Unfortunately, many of these new wines fell way out of the Italian DOC system, therefore where not eligible for any classification, and to this end, Carmignano - one of Tuscany's oldest wine producing regions - was forced to sell its top wines as table wine. Luckily, many producers ignored this and the trend for high-quality, inventive and non traditional Tuscan wines shone through.


The Sangiovese grape in particular became the shinning light of the Tuscan wine industry. Sangiovese is ideally suited to hilly, terraced vineyards, produces well at great altitudes where great fluctuations between day and night time temperatures are usually a problem. Sangiovese is not just responsible for the great wine Brunello di Montelcino, but also accounts for a great percentage of Tuscanys premier wine, Chianti. Following a change in Italian wine law in 1990's Chianti may now be made from exclusively Sangiovese grapes.

Sangiovese guarenteed the quality of Nobile di Montelcino and Morellino di Scansano, of Carmignano and some of the other great table wines which are now known as The Super Tuscans.

Other Grape Varieties

Other red varieties that continue to deliver great quality Tuscan wines include  many native French varieties - Cabernet Sauvignon, Merlot, and to a lesser extent Pinot Noir and Shiraz, are now producing great Tuscan wines.

White varieties, unfortunately, are a different story. In the 1980's Trebbiano was used to make Galestro but has now pretty much vanished without a trace. Occassionally, a good Chardonnay can be found and Vernaccia di San Gimignano and white Montecarlo wines still enjoy a good reputation worldwide. Tuscan whites have never been approached with the same prestige and class that has been achieved by Tuscan reds.


Chianti is not just one of Italy's most popular wines, it is one of the oldest in production and is produced in the greatest quantities. Chianti far outstrips, Asti, Soave, Prosesso and Valpolicella. In a good year 1.3 million hectolitres (around 24.42 million Gallons )of Chianti is bottled. Chianti is not just one single product, it is a generic term which encompasses very different wines all produced in the same area of Tuscany.

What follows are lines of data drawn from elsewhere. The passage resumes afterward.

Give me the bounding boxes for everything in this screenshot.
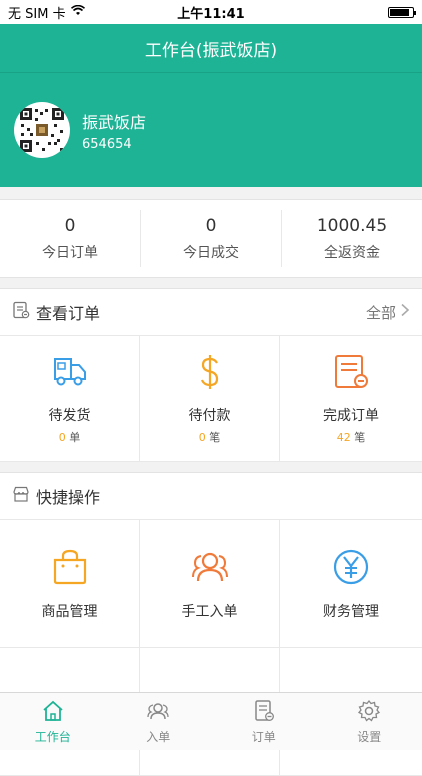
count-unit: 笔 — [209, 431, 220, 444]
orders-section-header[interactable]: 查看订单 全部 — [0, 289, 422, 336]
carrier-text: 无 SIM 卡 — [8, 3, 66, 22]
stat-label: 今日成交 — [183, 242, 239, 262]
wifi-icon — [71, 5, 85, 20]
chevron-right-icon — [400, 303, 410, 321]
nav-bar: 工作台(振武饭店) — [0, 24, 422, 73]
battery-icon — [388, 7, 414, 18]
tab-entry[interactable]: 入单 — [106, 693, 212, 750]
stat-value: 0 — [65, 216, 76, 236]
count-value: 42 — [337, 431, 351, 444]
order-cell-count: 0 笔 — [199, 429, 221, 445]
home-icon — [41, 699, 65, 726]
view-all-orders-link[interactable]: 全部 — [366, 302, 410, 323]
view-all-label: 全部 — [366, 302, 396, 323]
order-completed[interactable]: 完成订单 42 笔 — [280, 336, 422, 462]
order-cell-label: 待发货 — [49, 405, 91, 425]
dollar-icon — [191, 353, 229, 395]
quick-finance-management[interactable]: 财务管理 — [280, 520, 422, 648]
quick-product-management[interactable]: 商品管理 — [0, 520, 140, 648]
section-title: 查看订单 — [36, 300, 100, 324]
profile-header[interactable]: 振武饭店 654654 — [0, 73, 422, 187]
shop-icon — [12, 485, 30, 507]
tab-label: 设置 — [357, 728, 381, 745]
tab-bar: 工作台 入单 订单 设置 — [0, 692, 422, 750]
store-id: 654654 — [82, 137, 146, 152]
stat-label: 今日订单 — [42, 242, 98, 262]
count-value: 0 — [59, 431, 66, 444]
truck-icon — [51, 353, 89, 395]
shopping-bag-icon — [50, 547, 90, 591]
stat-value: 0 — [206, 216, 217, 236]
users-icon — [146, 699, 170, 726]
tab-label: 入单 — [146, 728, 170, 745]
quick-manual-entry[interactable]: 手工入单 — [140, 520, 280, 648]
quick-action-label: 财务管理 — [323, 601, 379, 621]
status-bar: 无 SIM 卡 上午11:41 — [0, 0, 422, 24]
gear-icon — [357, 699, 381, 726]
tab-settings[interactable]: 设置 — [317, 693, 422, 750]
qr-code-avatar[interactable] — [14, 102, 70, 158]
page-title: 工作台(振武饭店) — [145, 36, 277, 61]
stat-label: 全返资金 — [324, 242, 380, 262]
stat-rebate-funds[interactable]: 1000.45 全返资金 — [282, 210, 422, 267]
store-name: 振武饭店 — [82, 109, 146, 133]
order-list-icon — [252, 699, 276, 726]
count-value: 0 — [199, 431, 206, 444]
section-title: 快捷操作 — [36, 484, 100, 508]
quick-action-label: 手工入单 — [182, 601, 238, 621]
orders-section: 查看订单 全部 待发货 0 单 待付款 0 笔 完成订单 — [0, 288, 422, 462]
count-unit: 笔 — [354, 431, 365, 444]
count-unit: 单 — [69, 431, 80, 444]
order-cell-count: 0 单 — [59, 429, 81, 445]
stat-value: 1000.45 — [317, 216, 387, 236]
tab-label: 工作台 — [35, 728, 71, 745]
order-list-icon — [12, 301, 30, 323]
order-pending-payment[interactable]: 待付款 0 笔 — [140, 336, 280, 462]
tab-workbench[interactable]: 工作台 — [0, 693, 106, 750]
quick-action-label: 商品管理 — [42, 601, 98, 621]
stats-panel: 0 今日订单 0 今日成交 1000.45 全返资金 — [0, 199, 422, 278]
completed-order-icon — [332, 353, 370, 395]
order-pending-shipment[interactable]: 待发货 0 单 — [0, 336, 140, 462]
order-cell-label: 待付款 — [189, 405, 231, 425]
stat-today-deals[interactable]: 0 今日成交 — [141, 210, 282, 267]
users-icon — [190, 547, 230, 591]
tab-orders[interactable]: 订单 — [211, 693, 317, 750]
stat-today-orders[interactable]: 0 今日订单 — [0, 210, 141, 267]
tab-label: 订单 — [252, 728, 276, 745]
yen-circle-icon — [331, 547, 371, 591]
quick-section-header: 快捷操作 — [0, 473, 422, 520]
order-cell-label: 完成订单 — [323, 405, 379, 425]
order-cell-count: 42 笔 — [337, 429, 366, 445]
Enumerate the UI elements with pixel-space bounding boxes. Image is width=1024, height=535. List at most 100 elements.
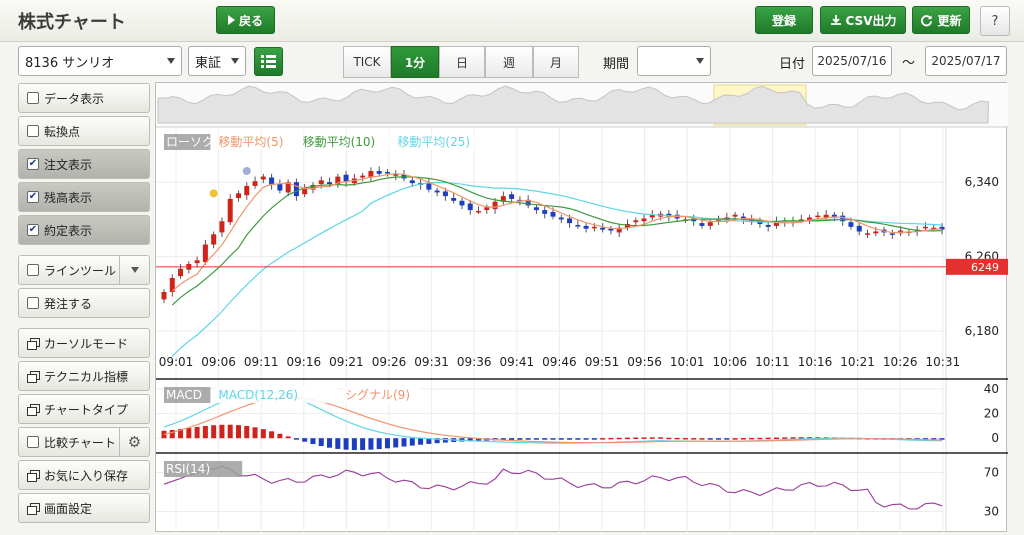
candle: [235, 193, 241, 198]
candle: [567, 218, 573, 224]
x-tick-label: 09:41: [500, 355, 535, 369]
macd-histogram-bar: [616, 437, 622, 440]
chart-area[interactable]: 09:01 09:06 09:11 09:16 09:21 09:26 09:31 09:36…: [155, 82, 1008, 533]
sidebar-item-12[interactable]: 画面設定: [18, 493, 150, 523]
sidebar-item-9[interactable]: チャートタイプ: [18, 394, 150, 424]
macd-histogram-bar: [773, 437, 779, 439]
candle: [302, 188, 308, 195]
sidebar-item-1[interactable]: 転換点: [18, 116, 150, 146]
candle: [575, 224, 581, 227]
symbol-list-button[interactable]: [254, 47, 283, 76]
price-legend-3: 移動平均(25): [397, 135, 470, 149]
sidebar-item-label: 画面設定: [44, 501, 93, 516]
checkbox-checked-icon[interactable]: ✔: [27, 224, 39, 236]
sidebar-item-3[interactable]: ✔ 残高表示: [18, 182, 150, 212]
macd-histogram-bar: [575, 438, 581, 440]
register-button-label: 登録: [771, 13, 796, 28]
execution-marker: [209, 189, 218, 198]
checkbox-icon[interactable]: [27, 264, 39, 276]
page-title: 株式チャート: [18, 12, 126, 33]
macd-histogram-bar: [293, 438, 299, 440]
interval-tab-3[interactable]: 週: [485, 46, 533, 78]
sidebar-item-10[interactable]: 比較チャート ⚙: [18, 427, 150, 457]
sidebar-item-6[interactable]: 発注する: [18, 288, 150, 318]
candle: [889, 233, 895, 235]
checkbox-icon[interactable]: [27, 92, 39, 104]
macd-histogram-bar: [641, 437, 647, 439]
market-select[interactable]: 東証: [188, 46, 246, 76]
macd-histogram-bar: [401, 438, 407, 447]
sidebar-item-8[interactable]: テクニカル指標: [18, 361, 150, 391]
macd-legend-2: シグナル(9): [345, 388, 410, 402]
sidebar-item-5[interactable]: ラインツール: [18, 255, 150, 285]
sidebar-item-2[interactable]: ✔ 注文表示: [18, 149, 150, 179]
chart-canvas[interactable]: 09:01 09:06 09:11 09:16 09:21 09:26 09:31 09:36…: [156, 83, 1008, 533]
candle: [600, 227, 606, 230]
interval-tab-1[interactable]: 1分: [391, 46, 439, 78]
back-button[interactable]: 戻る: [216, 6, 275, 34]
candle: [252, 181, 258, 186]
macd-histogram-bar: [360, 438, 366, 451]
sidebar-item-0[interactable]: データ表示: [18, 83, 150, 113]
macd-histogram-bar: [749, 437, 755, 440]
x-tick-label: 09:56: [627, 355, 662, 369]
macd-histogram-bar: [235, 425, 241, 439]
date-from-input[interactable]: 2025/07/16: [812, 46, 892, 76]
x-tick-label: 10:06: [713, 355, 748, 369]
refresh-button[interactable]: 更新: [912, 6, 970, 34]
candle: [865, 233, 871, 235]
interval-tab-4[interactable]: 月: [533, 46, 579, 78]
sidebar-item-label: 比較チャート: [44, 435, 116, 450]
macd-histogram-bar: [765, 437, 771, 440]
gear-icon[interactable]: ⚙: [119, 428, 149, 456]
macd-histogram-bar: [567, 438, 573, 440]
checkbox-icon[interactable]: [27, 125, 39, 137]
macd-histogram-bar: [442, 438, 448, 443]
macd-histogram-bar: [318, 438, 324, 447]
sidebar-item-label: 発注する: [44, 296, 93, 311]
macd-y-tick: 40: [984, 382, 999, 396]
candle: [219, 221, 225, 233]
dropdown-toggle[interactable]: [119, 256, 149, 284]
sidebar-item-7[interactable]: カーソルモード: [18, 328, 150, 358]
x-tick-label: 10:11: [755, 355, 790, 369]
checkbox-checked-icon[interactable]: ✔: [27, 191, 39, 203]
candle: [467, 203, 473, 211]
sidebar-item-4[interactable]: ✔ 約定表示: [18, 215, 150, 245]
x-tick-label: 09:31: [414, 355, 449, 369]
register-button[interactable]: 登録: [755, 6, 813, 34]
x-tick-label: 10:31: [926, 355, 961, 369]
candle: [451, 197, 457, 201]
macd-histogram-bar: [732, 438, 738, 440]
period-select[interactable]: [637, 46, 711, 76]
candle: [211, 234, 217, 245]
macd-y-tick: 0: [991, 431, 999, 445]
date-label: 日付: [779, 57, 806, 72]
y-tick-label: 6,340: [965, 175, 999, 189]
window-icon: [27, 370, 40, 383]
macd-histogram-bar: [368, 438, 374, 450]
macd-histogram-bar: [533, 438, 539, 440]
macd-legend-0: MACD: [166, 388, 202, 402]
macd-histogram-bar: [790, 437, 796, 439]
csv-export-button[interactable]: CSV出力: [820, 6, 906, 34]
checkbox-icon[interactable]: [27, 297, 39, 309]
candle: [765, 224, 771, 227]
macd-histogram-bar: [351, 438, 357, 451]
symbol-select[interactable]: 8136 サンリオ: [18, 46, 182, 76]
checkbox-checked-icon[interactable]: ✔: [27, 158, 39, 170]
interval-tab-0[interactable]: TICK: [343, 46, 391, 78]
interval-tab-2[interactable]: 日: [439, 46, 485, 78]
chevron-down-icon: [167, 58, 175, 64]
refresh-button-label: 更新: [937, 13, 962, 28]
macd-histogram-bar: [418, 438, 424, 445]
checkbox-icon[interactable]: [27, 436, 39, 448]
sidebar-item-11[interactable]: お気に入り保存: [18, 460, 150, 490]
macd-histogram-bar: [583, 438, 589, 440]
macd-histogram-bar: [716, 438, 722, 440]
candle: [360, 175, 366, 178]
help-button[interactable]: ?: [980, 6, 1010, 36]
date-to-input[interactable]: 2025/07/17: [925, 46, 1007, 76]
sidebar-item-label: カーソルモード: [44, 336, 129, 351]
macd-histogram-bar: [169, 429, 175, 439]
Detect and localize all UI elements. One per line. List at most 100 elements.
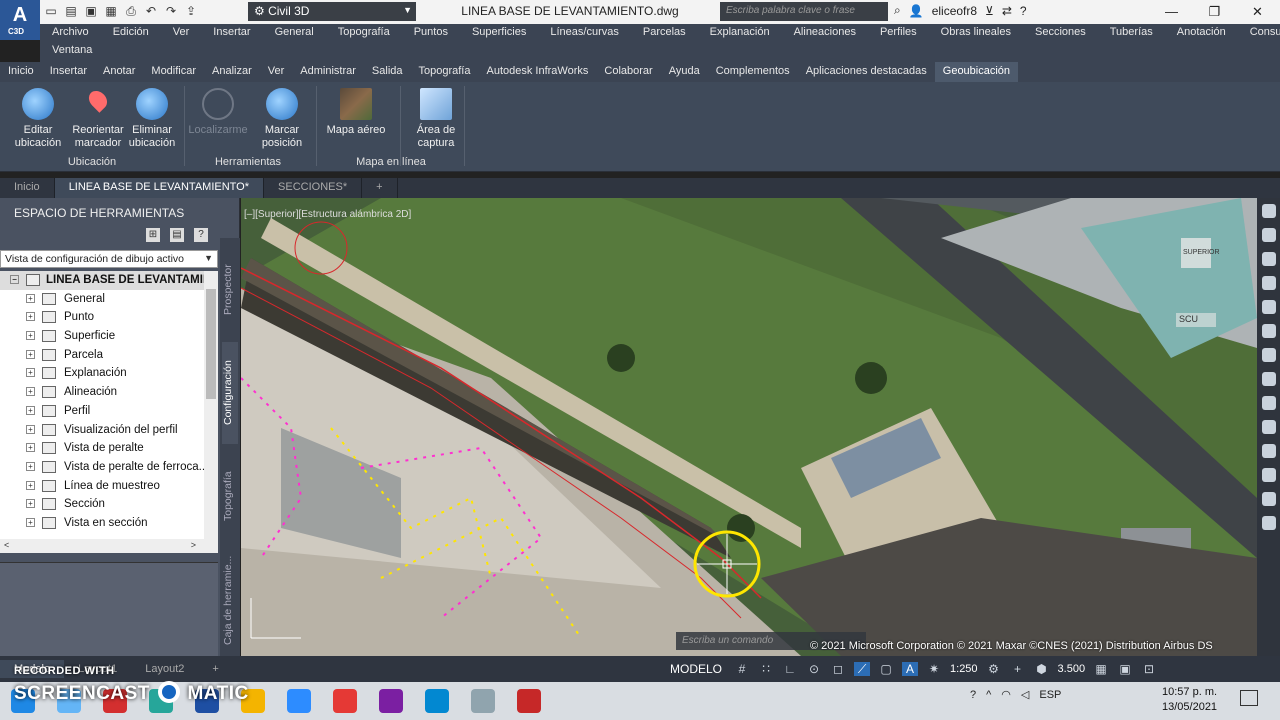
ribbon-tab[interactable]: Insertar (42, 62, 95, 82)
expand-icon[interactable]: + (26, 461, 35, 471)
aerial-map-button[interactable]: Mapa aéreo (322, 88, 390, 137)
tab-prospector[interactable]: Prospector (222, 244, 238, 336)
ribbon-tab[interactable]: Topografía (411, 62, 479, 82)
menu-item[interactable]: General (263, 24, 326, 42)
view-config-select[interactable]: Vista de configuración de dibujo activo … (0, 250, 218, 268)
menu-item[interactable]: Explanación (698, 24, 782, 42)
chrome-icon[interactable] (333, 689, 357, 713)
tree-item[interactable]: + Explanación (0, 364, 204, 383)
edit-location-button[interactable]: Editar ubicación (6, 88, 70, 150)
layer-icon[interactable] (1261, 348, 1276, 362)
showmotion-icon[interactable] (1261, 300, 1276, 314)
document-tab[interactable]: LINEA BASE DE LEVANTAMIENTO* (54, 178, 265, 198)
share-icon[interactable]: ⇪ (184, 4, 198, 18)
scroll-right-icon[interactable]: > (191, 540, 196, 550)
ribbon-tab[interactable]: Salida (364, 62, 411, 82)
tree-horizontal-scrollbar[interactable]: < > (0, 539, 218, 553)
ribbon-tab[interactable]: Ver (260, 62, 293, 82)
tree-options-icon[interactable]: ⊞ (146, 228, 160, 242)
model-space-toggle[interactable]: MODELO (666, 660, 726, 678)
expand-icon[interactable]: + (26, 349, 35, 359)
annotation-icon[interactable]: A (902, 662, 919, 676)
menu-item[interactable]: Puntos (402, 24, 460, 42)
gear-icon[interactable]: ⚙ (986, 662, 1002, 676)
menu-item[interactable]: Parcelas (631, 24, 698, 42)
menu-item[interactable]: Tuberías (1098, 24, 1165, 42)
menu-item[interactable]: Superficies (460, 24, 538, 42)
teamviewer-icon[interactable] (425, 689, 449, 713)
expand-icon[interactable]: + (26, 443, 35, 453)
drawing-canvas[interactable] (241, 198, 1257, 656)
grid-icon[interactable] (1261, 396, 1276, 410)
capture-area-button[interactable]: Área de captura (404, 88, 468, 150)
tree-item[interactable]: + Parcela (0, 346, 204, 365)
save-icon[interactable]: ▣ (84, 4, 98, 18)
menu-item[interactable]: Obras lineales (929, 24, 1023, 42)
viewcube-top-label[interactable]: SUPERIOR (1183, 249, 1220, 256)
maximize-icon[interactable]: ❐ (1193, 0, 1236, 24)
screencast-icon[interactable] (471, 689, 495, 713)
delete-location-button[interactable]: Eliminar ubicación (120, 88, 184, 150)
ribbon-tab[interactable]: Inicio (0, 62, 42, 82)
menu-item[interactable]: Insertar (201, 24, 262, 42)
annotation-scale-value[interactable]: 1:250 (950, 663, 978, 675)
orbit-icon[interactable] (1261, 276, 1276, 290)
ribbon-tab[interactable]: Administrar (292, 62, 364, 82)
menu-item[interactable]: Líneas/curvas (538, 24, 630, 42)
print-icon[interactable]: ⎙ (124, 4, 138, 18)
ribbon-tab[interactable]: Autodesk InfraWorks (478, 62, 596, 82)
grid-icon[interactable]: ▤ (170, 228, 184, 242)
scroll-thumb[interactable] (206, 289, 216, 399)
tree-item[interactable]: + General (0, 290, 204, 309)
tree-vertical-scrollbar[interactable] (204, 271, 218, 539)
ribbon-tab[interactable]: Modificar (143, 62, 204, 82)
taskbar-clock[interactable]: 10:57 p. m. 13/05/2021 (1162, 685, 1217, 715)
mark-position-button[interactable]: Marcar posición (250, 88, 314, 150)
pan-icon[interactable] (1261, 228, 1276, 242)
autocad-icon[interactable] (517, 689, 541, 713)
tree-item[interactable]: + Sección (0, 495, 204, 514)
ribbon-tab[interactable]: Analizar (204, 62, 260, 82)
exchange-icon[interactable]: ⇄ (1002, 4, 1012, 18)
menu-item[interactable]: Anotación (1165, 24, 1238, 42)
expand-icon[interactable]: + (26, 331, 35, 341)
help-icon[interactable] (1261, 516, 1276, 530)
app-icon[interactable] (379, 689, 403, 713)
tree-item[interactable]: + Perfil (0, 402, 204, 421)
menu-item[interactable]: Ventana (40, 42, 104, 62)
hardware-icon[interactable]: ▣ (1117, 662, 1133, 676)
expand-icon[interactable]: + (26, 293, 35, 303)
chevron-up-icon[interactable]: ^ (986, 689, 991, 701)
ribbon-tab[interactable]: Ayuda (661, 62, 708, 82)
ortho-icon[interactable]: ∟ (782, 662, 798, 676)
notifications-icon[interactable] (1240, 690, 1258, 706)
volume-icon[interactable]: ◁ (1021, 688, 1029, 701)
menu-item[interactable]: Perfiles (868, 24, 929, 42)
menu-item[interactable]: Consulta (1238, 24, 1280, 42)
tree-root[interactable]: − LINEA BASE DE LEVANTAMIE... (0, 271, 204, 290)
expand-icon[interactable]: + (26, 424, 35, 434)
menu-item[interactable]: Topografía (326, 24, 402, 42)
snap-icon[interactable]: ∷ (758, 662, 774, 676)
ribbon-tab[interactable]: Geoubicación (934, 62, 1019, 82)
osnap-icon[interactable]: ◻ (830, 662, 846, 676)
grid-icon[interactable]: # (734, 662, 750, 676)
tree-item[interactable]: + Punto (0, 308, 204, 327)
snap-icon[interactable] (1261, 372, 1276, 386)
document-tab[interactable]: + (362, 178, 398, 198)
application-menu-button[interactable]: A C3D (0, 0, 40, 40)
user-name[interactable]: eliceofr8 (932, 4, 977, 18)
elevation-icon[interactable]: ⬢ (1034, 662, 1050, 676)
expand-icon[interactable]: + (26, 517, 35, 527)
layout-tab[interactable]: Layout2 (131, 660, 198, 678)
workspace-dropdown[interactable]: ⚙ Civil 3D ▼ (248, 2, 416, 21)
menu-item[interactable]: Secciones (1023, 24, 1098, 42)
tree-item[interactable]: + Visualización del perfil (0, 421, 204, 440)
wifi-icon[interactable]: ◠ (1001, 688, 1011, 701)
zoom-app-icon[interactable] (287, 689, 311, 713)
menu-item[interactable]: Ver (161, 24, 202, 42)
binoculars-icon[interactable]: ⌕ (894, 3, 901, 18)
fullscreen-icon[interactable]: ⊡ (1141, 662, 1157, 676)
tab-configuracion[interactable]: Configuración (222, 342, 238, 444)
scroll-left-icon[interactable]: < (4, 540, 9, 550)
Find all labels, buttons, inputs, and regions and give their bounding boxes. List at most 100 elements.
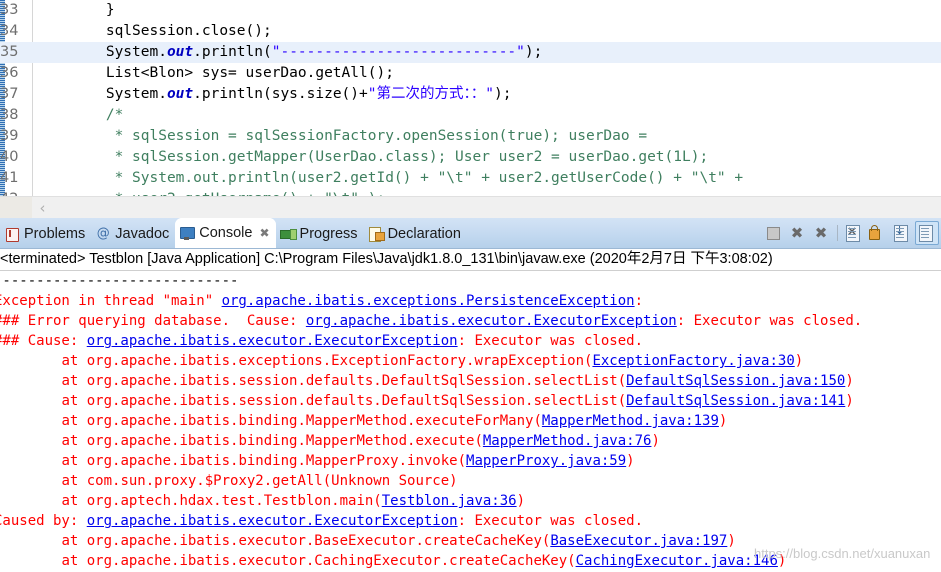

At the heart of the region is possibly its most famous wine Chianti Classico, which has recently been granted separate designation of origin, the historical central area of Tuscany between Florence and Siena. It was with this region , 150 years ago, that Baron Ricasoli developed his recipe for Chianti. Ricasoli specified that the wine should consist of a blend of 70% Sangiovese, 15% Canaiolo Nero, 10% white Trebbiano Toscano and 5% other grape varieties. The wine was blended to give Sangiovese more colour and flavour and also making it more drinkable when young.

Nowadays Riscolis recipe is obsolete, new talented wine growers are getting better quality and character from Sangiovese alone, therefore the wine no longer needs so many constituents to its blends. Today varieties such as Cabernet, Shiraz and Merlot are used in Chianti blends.

Modern Chianti Classico has great finesse and an ideal match to the cuisine of Tuscany. The names given to the wine and the grape varieties used within it are now set out in legally defined zones of the Chianti region and are all very different.  One of the most famous zones is that of Chianti Rufina which is produced in a small wine growing region to the east of Florence. When new these wines have much more acidity than Chianti Classico, but have very good ageing potential.

Other notable wines produced in the Chianti region include Colli Fiorentini (near Florence), Colli Aretini (near Arezzo), Colli Senesi (large area near Siena), Colline Pisane (near Pisa), Montalbano (west of Florence, where Carmignano is also produced) and Montespertoli (a new region near the town of the same name. Most of these wines are of notable quality to Chianti Classico.